I don’t know who Corker fought with, but somebody in Washington seemed t o have skewed and thus tampered with the original report. The State Department had set up an office to “independently grade countries’ efforts to fight human trafficking”.
But of course, that is in itself nonsense, because one cannot establish an agency that is accountable to oneself, which also investigates the parent entity. Moreover, this very same State Department can then form its own opinions and act as an international policeman and then also apply international judgments.
OBVIOUS FLAW
The flaw in such an arrangement is obvious. Who independently investigates the USA? Any punitive action by this methodology is extrajudicial and inconsistent with the rules of natural justice. What really is needed is not a Department of State agency, because no matter how professional and independent-minded the functionaries and technocrats are, they ultimately are under the guidance and dictate of politicians.

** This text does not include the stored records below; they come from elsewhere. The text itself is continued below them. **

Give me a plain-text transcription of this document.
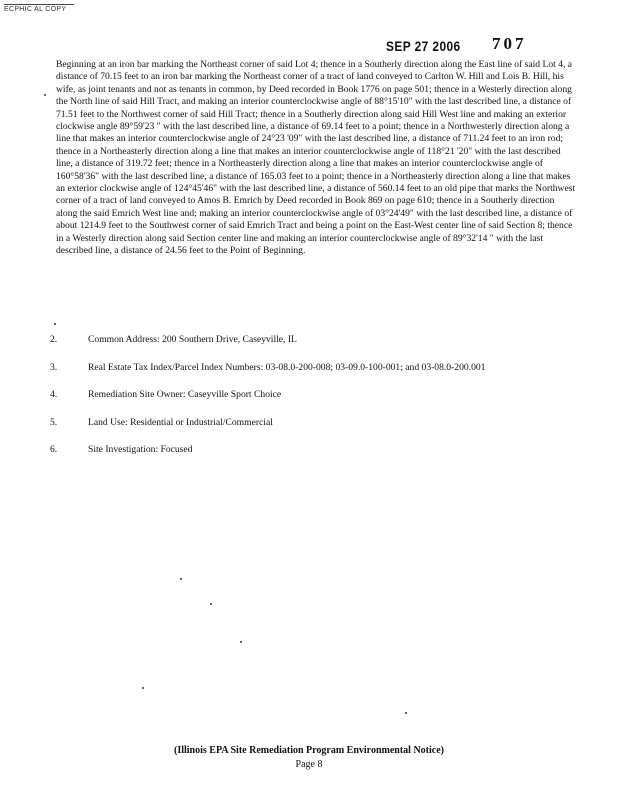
ECPHIC AL COPY
SEP 27 2006 707

Beginning at an iron bar marking the Northeast corner of said Lot 4; thence in a Southerly direction along the East line of said Lot 4, a distance of 70.15 feet to an iron bar marking the Northeast corner of a tract of land conveyed to Carlton W. Hill and Lois B. Hill, his wife, as joint tenants and not as tenants in common, by Deed recorded in Book 1776 on page 501; thence in a Westerly direction along the North line of said Hill Tract, and making an interior counterclockwise angle of 88°15'10" with the last described line, a distance of 71.51 feet to the Northwest corner of said Hill Tract; thence in a Southerly direction along said Hill West line and making an exterior clockwise angle 89°59'23 " with the last described line, a distance of 69.14 feet to a point; thence in a Northwesterly direction along a line that makes an interior counterclockwise angle of 24°23 '09" with the last described line, a distance of 711.24 feet to an iron rod; thence in a Northeasterly direction along a line that makes an interior counterclockwise angle of 118°21 '20" with the last described line, a distance of 319.72 feet; thence in a Northeasterly direction along a line that makes an interior counterclockwise angle of 160°58'36" with the last described line, a distance of 165.03 feet to a point; thence in a Northeasterly direction along a line that makes an exterior clockwise angle of 124°45'46" with the last described line, a distance of 560.14 feet to an old pipe that marks the Northwest corner of a tract of land conveyed to Amos B. Emrich by Deed recorded in Book 869 on page 610; thence in a Southerly direction along the said Emrich West line and; making an interior counterclockwise angle of 03°24'49" with the last described line, a distance of about 1214.9 feet to the Southwest corner of said Emrich Tract and being a point on the East-West center line of said Section 8; thence in a Westerly direction along said Section center line and making an interior counterclockwise angle of 89°32'14 " with the last described line, a distance of 24.56 feet to the Point of Beginning.

2.	Common Address: 200 Southern Drive, Caseyville, IL
3.	Real Estate Tax Index/Parcel Index Numbers: 03-08.0-200-008; 03-09.0-100-001; and 03-08.0-200.001
4.	Remediation Site Owner: Caseyville Sport Choice
5.	Land Use: Residential or Industrial/Commercial
6.	Site Investigation: Focused
(Illinois EPA Site Remediation Program Environmental Notice)
Page 8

Thus, not surprisingly, as I suggested last week, Reuters revealed that senior US government officials forced the experts to rewrite the script. The UN is the best agency for monitoring international legal standards; not the US, which has itself fallen short on various issues when examined by the UN and other multilateral agencies. Note, for example, the recent historic nuclear arms agreement that President Barack Obama has heroically forged with Iran. Among all relevant states, only Israel, whose prime minister, with complicity by a hostile and disrespectful Republican Congress, insulted ‘our’ president in his own ‘house’, has opposed the treaty.
For the record, elements in Congress opposed it as well, hours after its being reached, without even reading the contents. And for the record, the UN does have an Office on Drugs and Crime that deals with human trafficking and migrant smuggling.
The global struggle for universal human rights is too important to leave in the hands of a few politicians in any single country. Let us stand with the US in ‘writing’ the wrongs in order to right them.